Write It As Fast As You Can

How to Write a Better Rough Draft According to Top Science Fiction Authors

by Jack Windeyer

painting of a starship traveling at full speed
Image copyright Vincent Di Fate

Many top science fiction writers use the same technique to produce rough drafts. It’s not some big secret or a thousand-step, alchemical recipe. In fact, their advice is surprisingly simple: write until it’s done.

Writing a story for me is usually a one sitting thing. I don't like to let stories drag out; I find that you break the continuity of it. There's a mood you build for each story, a kind of poetic flow, in fact, where you go from sentence to sentence, line to line, paragraph to paragraph, and that, if you have a big break, it's like a hairline fracture in the story. So I try to do everything I write in one sitting. It's sometimes impossible but I try. I can write a four, five, six thousand word short story in a day and a half. But that's solid work. I don't even break for anything. I don't eat.

—Harlan Ellison

Ellison calls it a mood, this effect that you risk losing if you take too long to write your short story. Asimov called it harmony:

You know [bad writing] is bad because you hear the discords, not because you've parsed the sentences. That means that you can hear the harmony, too, so just sit down and write... let the whole thing flow out and then, and only then, look it over and make your improvements.

—Isaac Asimov (from How to Enjoy Writing)

Writing a single draft to conclusion keeps the story cohesive. It forces you to focus on the main through-line of the plot—a constraint, and the great paradox of creativity is that it feeds on constraints. The fewer variables you need to hold in your mind at any given time, the better.

Many writers—I'm one of them—don't think about aspects of credible prose at all in the first draft. I concentrate on the story the first time through, revisions to the story the second time through, and prose quality in the third draft.

—Nancy Kress (from Beginnings, Middles & Ends)

“Wait one second, Jack,” I hear you saying. “As soon as I finish a first draft, I’m too tempted to send it off right away. I need to revise as I go, or I won’t revise at all!”

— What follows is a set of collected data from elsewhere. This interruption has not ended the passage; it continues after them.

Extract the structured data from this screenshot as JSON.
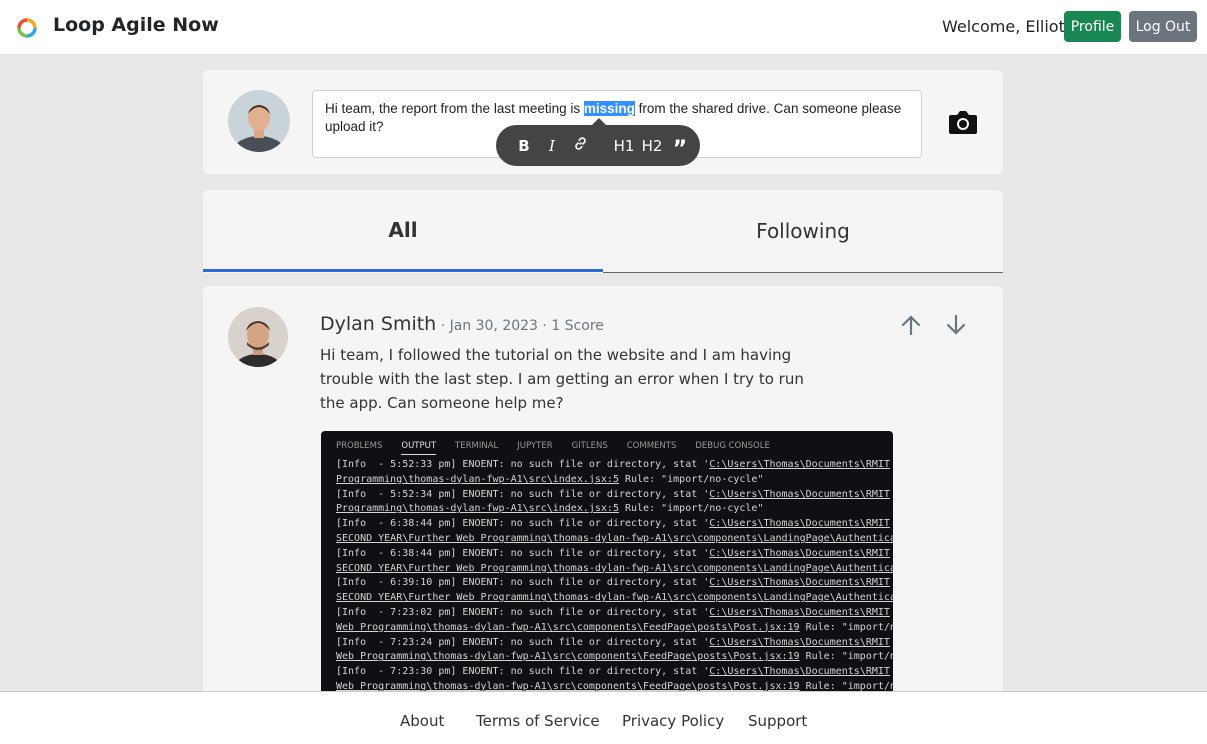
{
  "app": {
    "title": "Loop Agile Now"
  },
  "header": {
    "welcome": "Welcome, Elliott",
    "profile_label": "Profile",
    "logout_label": "Log Out"
  },
  "composer": {
    "text_before": "Hi team, the report from the last meeting is ",
    "text_selected": "missing",
    "text_after": " from the shared drive. Can someone please upload it?",
    "toolbar": [
      "B",
      "I",
      "link-icon",
      "H1",
      "H2",
      "quote-icon"
    ],
    "camera_icon": "camera-icon"
  },
  "tabs": [
    {
      "label": "All",
      "active": true
    },
    {
      "label": "Following",
      "active": false
    }
  ],
  "post": {
    "author": "Dylan Smith",
    "date": "Jan 30, 2023",
    "score": "1 Score",
    "body": "Hi team, I followed the tutorial on the website and I am having trouble with the last step. I am getting an error when I try to run the app. Can someone help me?",
    "upvote_icon": "arrow-up-icon",
    "downvote_icon": "arrow-down-icon",
    "attachment": {
      "tabs": [
        "PROBLEMS",
        "OUTPUT",
        "TERMINAL",
        "JUPYTER",
        "GITLENS",
        "COMMENTS",
        "DEBUG CONSOLE"
      ],
      "active_tab": "OUTPUT",
      "lines": [
        {
          "pre": "[Info  - 5:52:33 pm] ENOENT: no such file or directory, stat '",
          "link": "C:\\Users\\Thomas\\Documents\\RMIT",
          "post": ""
        },
        {
          "pre": "",
          "link": "Programming\\thomas-dylan-fwp-A1\\src\\index.jsx:5",
          "post": " Rule: \"import/no-cycle\""
        },
        {
          "pre": "[Info  - 5:52:34 pm] ENOENT: no such file or directory, stat '",
          "link": "C:\\Users\\Thomas\\Documents\\RMIT",
          "post": ""
        },
        {
          "pre": "",
          "link": "Programming\\thomas-dylan-fwp-A1\\src\\index.jsx:5",
          "post": " Rule: \"import/no-cycle\""
        },
        {
          "pre": "[Info  - 6:38:44 pm] ENOENT: no such file or directory, stat '",
          "link": "C:\\Users\\Thomas\\Documents\\RMIT",
          "post": ""
        },
        {
          "pre": "",
          "link": "SECOND YEAR\\Further Web Programming\\thomas-dylan-fwp-A1\\src\\components\\LandingPage\\Authentica",
          "post": ""
        },
        {
          "pre": "[Info  - 6:38:44 pm] ENOENT: no such file or directory, stat '",
          "link": "C:\\Users\\Thomas\\Documents\\RMIT",
          "post": ""
        },
        {
          "pre": "",
          "link": "SECOND YEAR\\Further Web Programming\\thomas-dylan-fwp-A1\\src\\components\\LandingPage\\Authentica",
          "post": ""
        },
        {
          "pre": "[Info  - 6:39:10 pm] ENOENT: no such file or directory, stat '",
          "link": "C:\\Users\\Thomas\\Documents\\RMIT",
          "post": ""
        },
        {
          "pre": "",
          "link": "SECOND YEAR\\Further Web Programming\\thomas-dylan-fwp-A1\\src\\components\\LandingPage\\Authentica",
          "post": ""
        },
        {
          "pre": "[Info  - 7:23:02 pm] ENOENT: no such file or directory, stat '",
          "link": "C:\\Users\\Thomas\\Documents\\RMIT",
          "post": ""
        },
        {
          "pre": "",
          "link": "Web Programming\\thomas-dylan-fwp-A1\\src\\components\\FeedPage\\posts\\Post.jsx:19",
          "post": " Rule: \"import/n"
        },
        {
          "pre": "[Info  - 7:23:24 pm] ENOENT: no such file or directory, stat '",
          "link": "C:\\Users\\Thomas\\Documents\\RMIT",
          "post": ""
        },
        {
          "pre": "",
          "link": "Web Programming\\thomas-dylan-fwp-A1\\src\\components\\FeedPage\\posts\\Post.jsx:19",
          "post": " Rule: \"import/n"
        },
        {
          "pre": "[Info  - 7:23:30 pm] ENOENT: no such file or directory, stat '",
          "link": "C:\\Users\\Thomas\\Documents\\RMIT",
          "post": ""
        },
        {
          "pre": "",
          "link": "Web Programming\\thomas-dylan-fwp-A1\\src\\components\\FeedPage\\posts\\Post.jsx:19",
          "post": " Rule: \"import/n"
        }
      ]
    }
  },
  "footer": {
    "links": [
      "About",
      "Terms of Service",
      "Privacy Policy",
      "Support"
    ]
  },
  "colors": {
    "profile_button": "#198754",
    "logout_button": "#6c757d",
    "active_tab_underline": "#2f6ad9",
    "selection": "#3390ff"
  }
}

You, my friend, are in great company, grand-master company. Just like you, Frederik Pohl struggled to muster enthusiasm for revising his early stories. This is the same Frederik Pohl who maintained a fan blog into his late 80s (not at all relevant to this discussion, but I mean c’mon, what a badass). He explains:

When I first began writing I taught myself to do first drafts only. The trouble with that was that although I got some of it published, it just wasn't any good. Because I have no will power, and can't trust myself to continue to do anything for very long simply because I know that it's right, I had to trick myself into revising, by writing first drafts on the back of correspondence, envelopes, circulars, any typeable surface that I couldn't possibly submit as a manuscript. So I had to rewrite them at least once. Now, I do at least one complete rough draft, and one complete retyping, and I often rewrite sections, some of them over and over again, and then when it's finished I edit it carefully. I spend more time revising than I do writing.

But, what worked for Pohl may not work for you. Which brings up the all- important disclaimer that ought to be attached to any writing advice: experiment!

Alls I’m saying is that this is worth a try. You be the judge.

And more importantly, stop looking for the perfect writing process that you can follow rigidly for the rest of your writing career. Writing techniques and processes aren’t applicable to every type of writing. They should engender no “brand” loyalty (I’m looking at you who call yourself a “plotter” or a “pantser”). Try them all with an eye toward figuring out what kind of writing is best aided by which techniques.

Perhaps an outline can help you write a better idea-driven story, but a story structured as a milieu is better explored without boundaries. Maybe you’ll find it easier to write flash fiction in reverse; an event- driven story, in parts and stitched together.

You are capable of learning many ways of writing, of producing myriad tones and varying structures. So, get going. I believe in you!